With just three days left before the statutory deadline, Illinois Gov. JB Pritzker has yet to indicate whether he'll sign a controversial bill that would allow tort claims against employers in asbestos-disease cases.

Mark Selvaggio

Mark Selvaggio

But that hasn't stopped business groups from continuing to urge the governor to veto Senate Bill 1596, according to a news report.

“Most workers' compensation insurance companies will probably double or triple their rates on every single company in order to get rid of liabilities in Illinois, and leave the state,” Mark Selvaggio, president of Selvaggio Steel, told The Center Square news site. “This law, if allowed to proceed, will put insurance companies in a position where they will never be able to close any case they ever have because they’ll never know if there’s going to be a complication.”

SB 1596 passed the Illinois legislature March 20. The governor has 60 days to sign it into law or veto it. If he does nothing, the bill becomes law without his signature.

The bill has been welcomed by worker advocates because the state's current workers' compensation and occupational disease law has a 25-year statute of repose. After that, occupational disease claims — comp and tort — are barred, according to the 2015 state Supreme Court ruling in Folta v. Ferro Engineering.

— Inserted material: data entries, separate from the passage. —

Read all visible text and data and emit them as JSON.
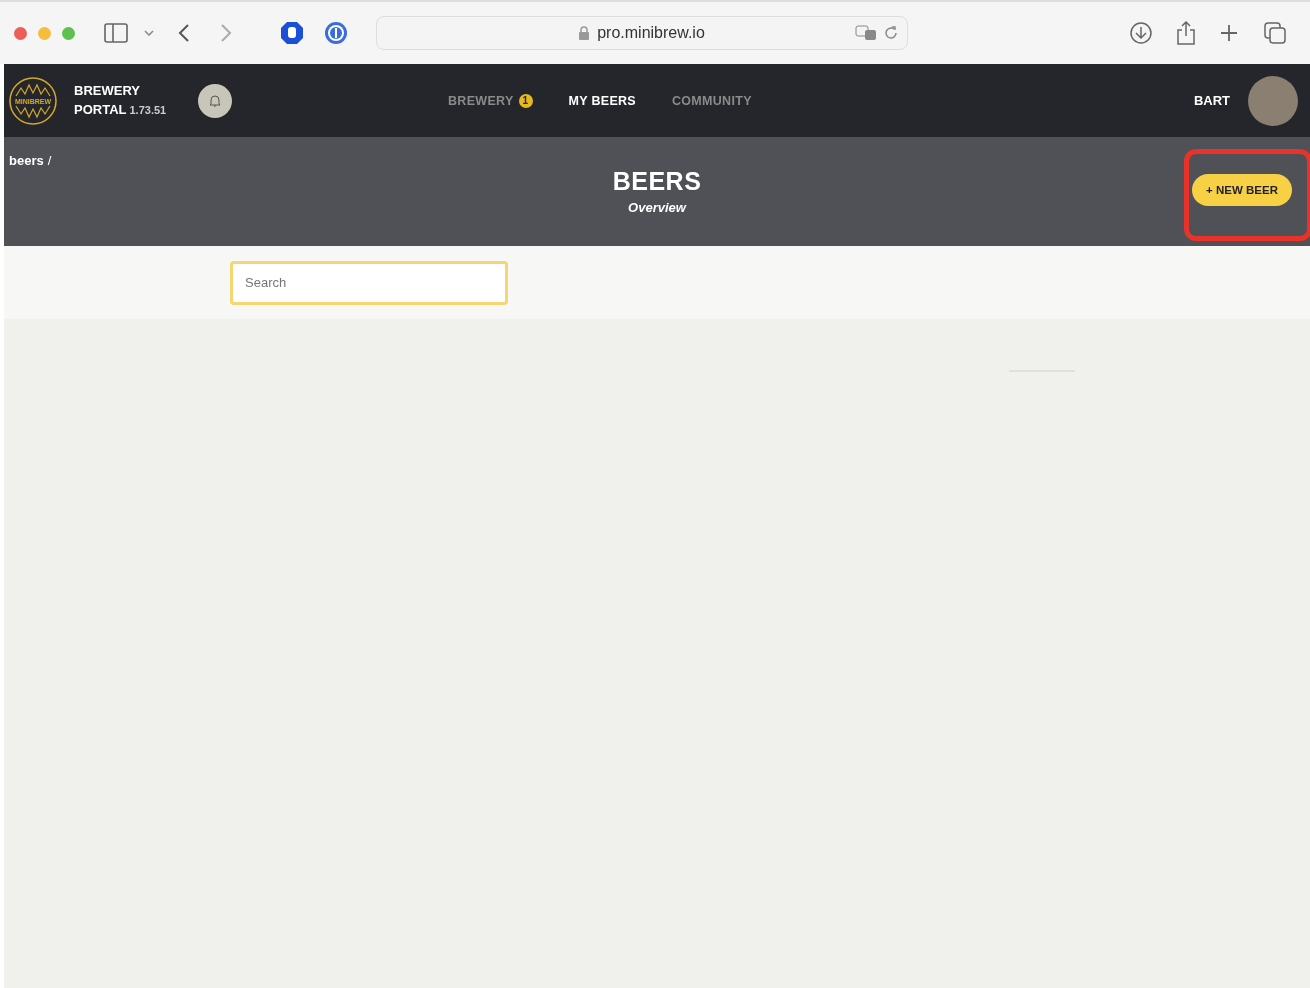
{
  "browser": {
    "url": "pro.minibrew.io"
  },
  "header": {
    "logo_text": "MINIBREW",
    "title_line1": "BREWERY",
    "title_line2": "PORTAL",
    "version": "1.73.51",
    "nav": [
      {
        "label": "BREWERY",
        "badge": "1",
        "selected": false
      },
      {
        "label": "MY BEERS",
        "selected": true
      },
      {
        "label": "COMMUNITY",
        "selected": false
      }
    ],
    "user": "BART"
  },
  "breadcrumb": {
    "item": "beers",
    "separator": "/"
  },
  "page": {
    "title": "BEERS",
    "subtitle": "Overview",
    "new_button": "+ NEW BEER"
  },
  "search": {
    "placeholder": "Search"
  }
}
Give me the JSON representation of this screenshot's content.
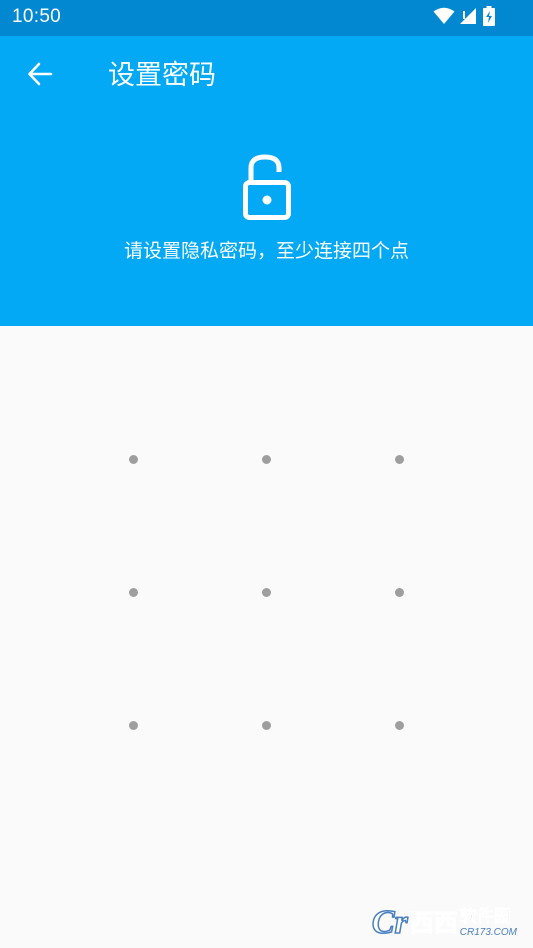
{
  "status_bar": {
    "time": "10:50",
    "icons": [
      "wifi-icon",
      "signal-icon",
      "battery-charging-icon"
    ]
  },
  "header": {
    "title": "设置密码",
    "hint": "请设置隐私密码，至少连接四个点",
    "icons": {
      "back": "arrow-left-icon",
      "lock": "lock-open-icon"
    }
  },
  "pattern": {
    "rows": 3,
    "cols": 3
  },
  "watermark": {
    "logo": "Cr",
    "brand": "西西",
    "name": "软件园",
    "url": "CR173.COM"
  },
  "colors": {
    "primary": "#03a9f4",
    "primary_dark": "#0288d1",
    "background": "#fafafa",
    "dot": "#9e9e9e"
  }
}
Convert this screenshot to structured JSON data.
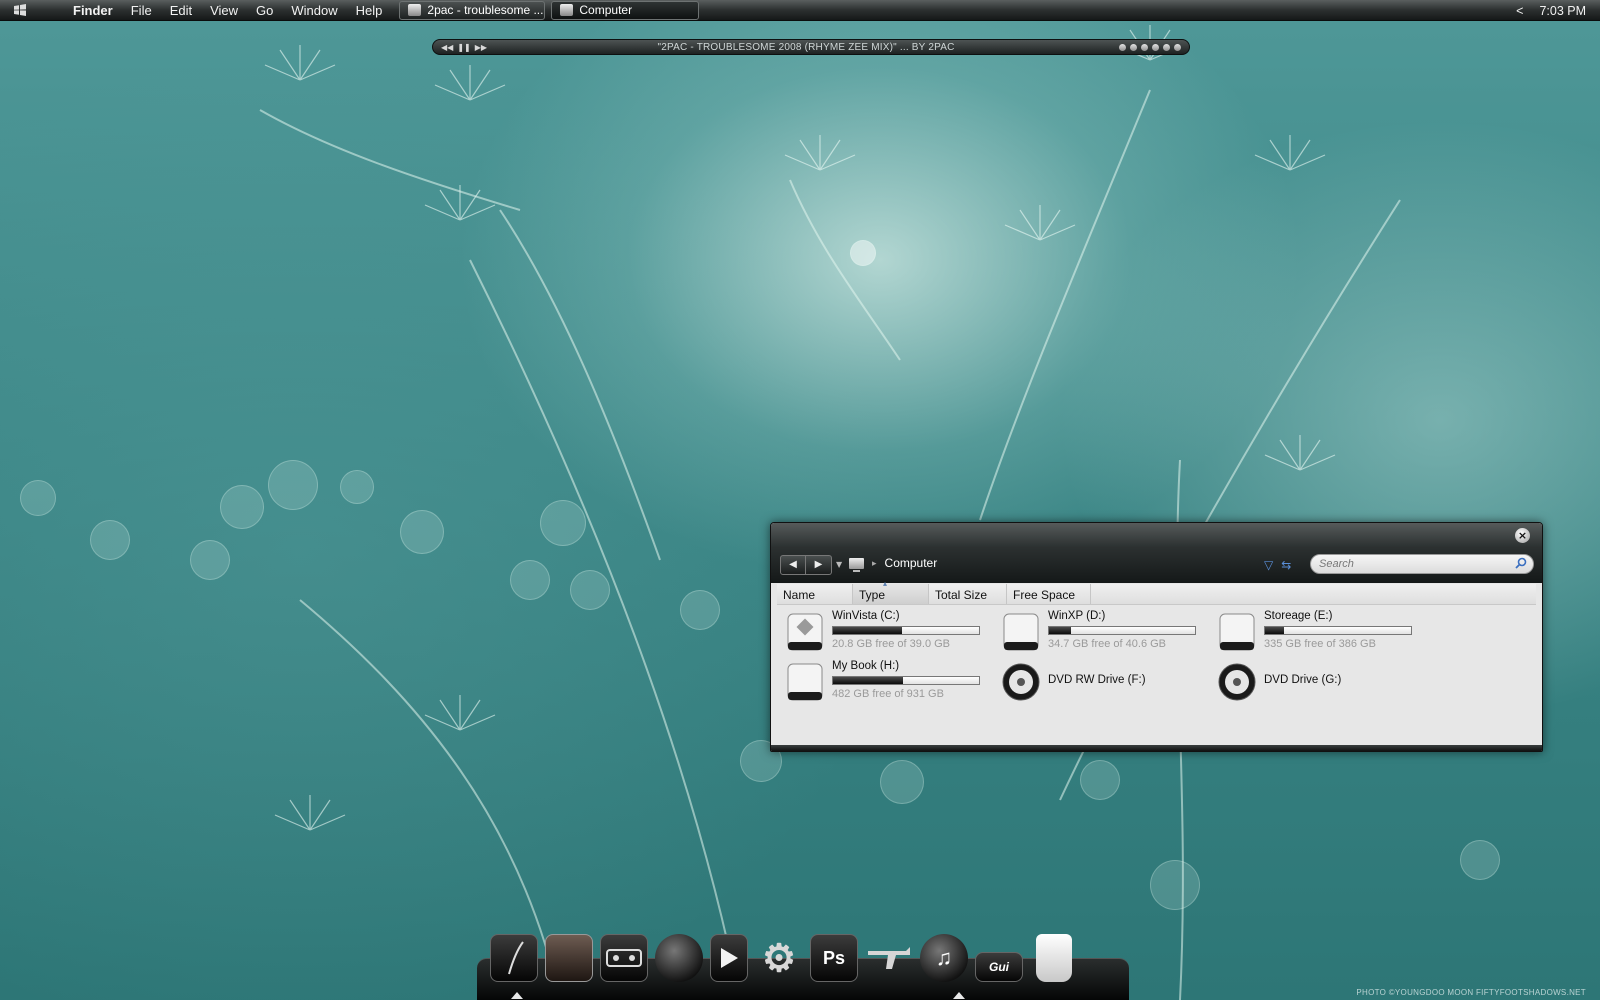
{
  "menubar": {
    "app_name": "Finder",
    "menus": [
      "File",
      "Edit",
      "View",
      "Go",
      "Window",
      "Help"
    ],
    "tasks": [
      {
        "label": "2pac - troublesome ..."
      },
      {
        "label": "Computer"
      }
    ],
    "clock": "7:03 PM",
    "tray_arrow": "<"
  },
  "media_bar": {
    "track_title": "\"2PAC - TROUBLESOME 2008 (RHYME ZEE MIX)\" ... BY 2PAC"
  },
  "explorer": {
    "close_glyph": "×",
    "breadcrumb": "Computer",
    "search_placeholder": "Search",
    "columns": [
      "Name",
      "Type",
      "Total Size",
      "Free Space"
    ],
    "drives": [
      {
        "name": "WinVista (C:)",
        "free_text": "20.8 GB free of 39.0 GB",
        "used_fraction": 0.47,
        "kind": "hdd-windows"
      },
      {
        "name": "WinXP (D:)",
        "free_text": "34.7 GB free of 40.6 GB",
        "used_fraction": 0.15,
        "kind": "hdd"
      },
      {
        "name": "Storeage (E:)",
        "free_text": "335 GB free of 386 GB",
        "used_fraction": 0.13,
        "kind": "hdd"
      },
      {
        "name": "My Book (H:)",
        "free_text": "482 GB free of 931 GB",
        "used_fraction": 0.48,
        "kind": "hdd"
      },
      {
        "name": "DVD RW Drive (F:)",
        "free_text": "",
        "used_fraction": null,
        "kind": "dvd"
      },
      {
        "name": "DVD Drive (G:)",
        "free_text": "",
        "used_fraction": null,
        "kind": "dvd"
      }
    ]
  },
  "dock": {
    "items": [
      {
        "name": "dock-app-1-icon"
      },
      {
        "name": "dock-photo-icon"
      },
      {
        "name": "dock-app-3-icon"
      },
      {
        "name": "dock-firefox-icon"
      },
      {
        "name": "dock-media-player-icon"
      },
      {
        "name": "dock-settings-icon"
      },
      {
        "name": "dock-photoshop-icon",
        "label": "Ps"
      },
      {
        "name": "dock-app-8-icon"
      },
      {
        "name": "dock-itunes-icon"
      },
      {
        "name": "dock-app-10-icon",
        "label": "Gui"
      },
      {
        "name": "dock-trash-icon"
      }
    ]
  },
  "credit": "PHOTO ©YOUNGDOO MOON   FIFTYFOOTSHADOWS.NET"
}
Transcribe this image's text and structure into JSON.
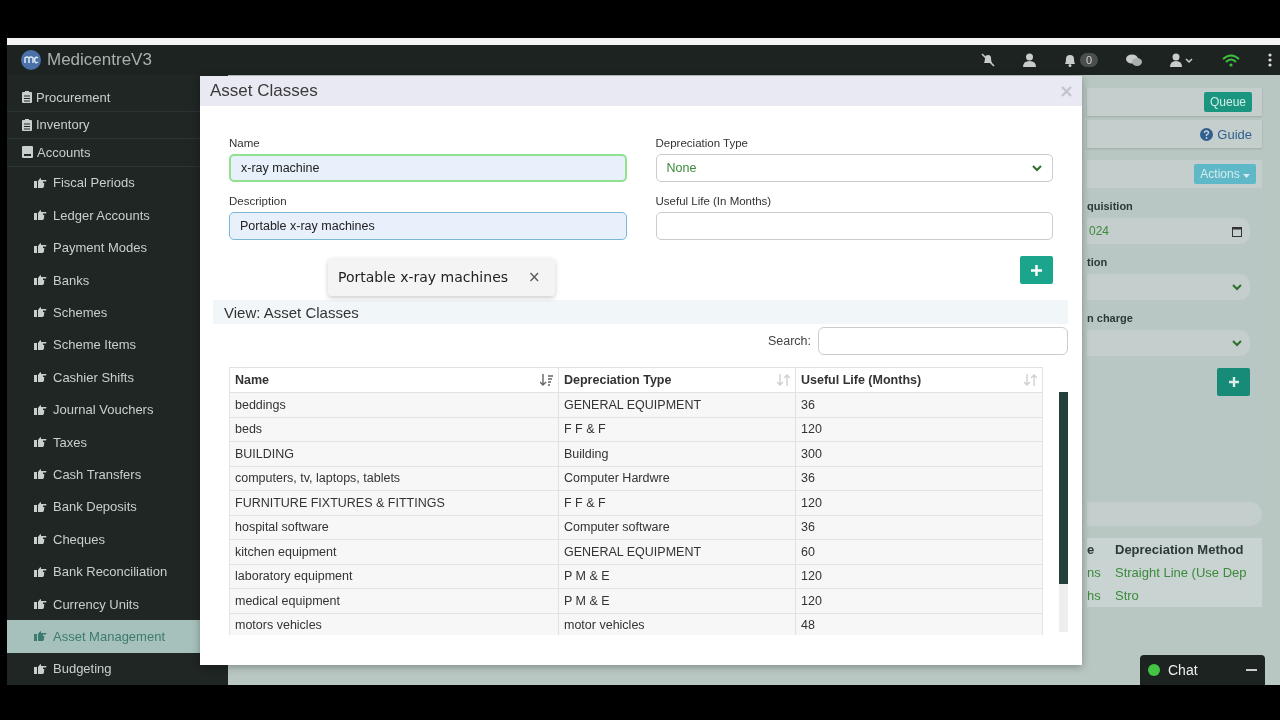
{
  "app": {
    "title": "MedicentreV3",
    "notification_count": "0"
  },
  "sidebar": {
    "items": [
      {
        "label": "Procurement",
        "expanded": false
      },
      {
        "label": "Inventory",
        "expanded": false
      },
      {
        "label": "Accounts",
        "expanded": true,
        "children": [
          {
            "label": "Fiscal Periods",
            "selected": false
          },
          {
            "label": "Ledger Accounts",
            "selected": false
          },
          {
            "label": "Payment Modes",
            "selected": false
          },
          {
            "label": "Banks",
            "selected": false
          },
          {
            "label": "Schemes",
            "selected": false
          },
          {
            "label": "Scheme Items",
            "selected": false
          },
          {
            "label": "Cashier Shifts",
            "selected": false
          },
          {
            "label": "Journal Vouchers",
            "selected": false
          },
          {
            "label": "Taxes",
            "selected": false
          },
          {
            "label": "Cash Transfers",
            "selected": false
          },
          {
            "label": "Bank Deposits",
            "selected": false
          },
          {
            "label": "Cheques",
            "selected": false
          },
          {
            "label": "Bank Reconciliation",
            "selected": false
          },
          {
            "label": "Currency Units",
            "selected": false
          },
          {
            "label": "Asset Management",
            "selected": true
          },
          {
            "label": "Budgeting",
            "selected": false
          }
        ]
      }
    ]
  },
  "background_page": {
    "queue_button": "Queue",
    "guide_link": "Guide",
    "actions_button": "Actions",
    "fields": [
      {
        "label": "quisition",
        "kind": "date",
        "value": "024"
      },
      {
        "label": "tion",
        "kind": "select"
      },
      {
        "label": "n charge",
        "kind": "select"
      }
    ],
    "table": {
      "columns": [
        "e",
        "Depreciation Method"
      ],
      "rows": [
        [
          "ns",
          "Straight Line (Use Dep"
        ],
        [
          "hs",
          "Stro"
        ]
      ]
    }
  },
  "modal": {
    "title": "Asset Classes",
    "name": {
      "label": "Name",
      "value": "x-ray machine"
    },
    "depreciation_type": {
      "label": "Depreciation Type",
      "value": "None"
    },
    "description": {
      "label": "Description",
      "value": "Portable x-ray machines"
    },
    "useful_life": {
      "label": "Useful Life (In Months)"
    },
    "suggestion": {
      "text": "Portable x-ray machines",
      "close": "×"
    },
    "view_title": "View: Asset Classes",
    "search_label": "Search:",
    "table": {
      "columns": [
        {
          "label": "Name",
          "sorted": true
        },
        {
          "label": "Depreciation Type",
          "sorted": false
        },
        {
          "label": "Useful Life (Months)",
          "sorted": false
        }
      ],
      "rows": [
        [
          "beddings",
          "GENERAL EQUIPMENT",
          "36"
        ],
        [
          "beds",
          "F F & F",
          "120"
        ],
        [
          "BUILDING",
          "Building",
          "300"
        ],
        [
          "computers, tv, laptops, tablets",
          "Computer Hardwre",
          "36"
        ],
        [
          "FURNITURE FIXTURES & FITTINGS",
          "F F & F",
          "120"
        ],
        [
          "hospital software",
          "Computer software",
          "36"
        ],
        [
          "kitchen equipment",
          "GENERAL EQUIPMENT",
          "60"
        ],
        [
          "laboratory equipment",
          "P M & E",
          "120"
        ],
        [
          "medical equipment",
          "P M & E",
          "120"
        ],
        [
          "motors vehicles",
          "motor vehicles",
          "48"
        ]
      ]
    }
  },
  "chat": {
    "label": "Chat"
  }
}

Some business and insurance groups have worried that the bill would make tort claims retroactive, but a few defense attorneys have suggested that the measure contains no mention of retroactivity, and that has been frowned on by the courts, anyway. If courts hold that to be the case, and SB 1596 becomes law, it could mean that lawsuits over asbestos won't be allowed until 2044.

Still, if Pritzker signs the bill, it is expected to face a number of challenges in court in coming years, lawyers have said.

"This new law, if used as its advocates intend it to be used, will revive claims in the civil suit arena that were already barred by the Workers' Compensation Act and the corresponding Illinois Occupational Disease Act’s statute of repose," Bradley Smith, partner at Chicago defense firm Keefe, Campbell, Biery and Associates, told the news site. "Employers should be ready to attack those potential claims aggressively from the onset. This is because the constitutional viability of applying this law retroactively is questionable at best."